The result is the names and the state of DAG members, if the previous commandlet works, SRV1 should be in StoppedServers and SRV2 in the StartedServers list. Next step is to stop the Cluster service to restart it with the quorum.

The most important steps come next, after this one SRV2 should mount his DB copy, the restore-DatabaseAvailibilityGroup command is a suit of actions that are:

Excluding the failed member from DAG,

Using the preconfigured Alternate WitnesseServer to bring the quorum

Starting the cluster service with the quorum forced.

Rebuilding DAG with the WS2 and SRV2 .

The syntax is : Restore-DatabaseAvailabilityGroup –Identity Dag –ActiveDirectorySite Default-First-Site-Name

Actually we can add some others switches to this command but this simple one should do the work in our case. Once the command executed, it will take few seconds to SRV2 to automatically mount his Database copy.

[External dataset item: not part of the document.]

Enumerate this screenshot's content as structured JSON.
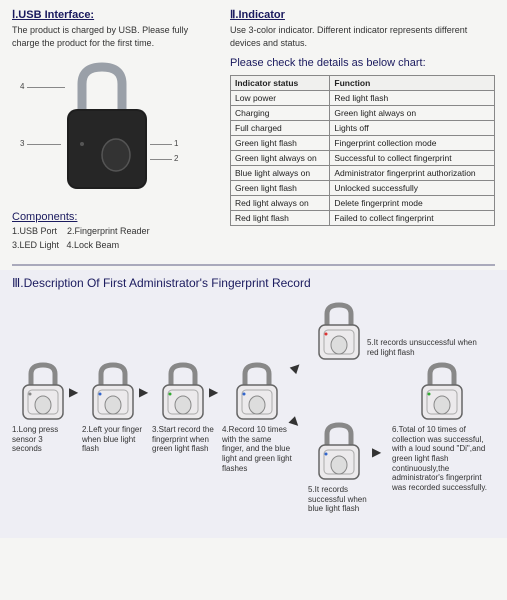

At this point users still can’t get access to their Mailing system , and we need to tell them to point to the SRV2 CAS by changing whether the DNS record for the CAS to point to SRV2 or changing the RPCClientAccessServer attribute on the DB Set-MailboxDatabase db –RpcClientAccessServer FQDN-SRV2

Once it’s done you need to repair the Outlook profile to update the configuration on it .

This is it, now you have fully working backup DC , until the primary DC comes back, the remaining question is what’s the procedure to apply when the primary DC is back online after you restore your servers from tapes or any other backing up media .?

Well it’s simple here’s the answer :

Now the backup SRV2 holds the active DB copy and there was be many mails flow between the time the primary DC is offline. Here the DAC mode is useful ensuring that when the Primary DC comes online , SRV1 will not takeover and mount his DB !

First you have to start the DAG on the SRV1 using: Start-DatabaseAvailibilityGroup -identity DAG -MailBoxServer FQDN SRV1 .

Once it’s done , SRV1 will show his DB as synchronizing (from the SRV2 copy ) .after finishing the synchronization ,the DB in SRV1 will be healthy . You can monitor the logs queue and the replayed ones using Get-MailBoxDatabaseCopyStatut -identity db\SRV2

Now you can manually activate the DB on SRV1 and get things back to normal. And finally, the one last thing to do is to modify the DNS record for the CAS to SRV1 or to revert the RPCClientAccessServer the same way we did before.

Hope this helps you.

Comments (1)

Hardik Desai

IT Architect and Trainer

Commented: 2015-08-29

If you are aware that DAG member is not supported on DC because failover cluster service is not supported, you should have not done this. You are putting your customer at risk and losing trust from your customer and other potential customers.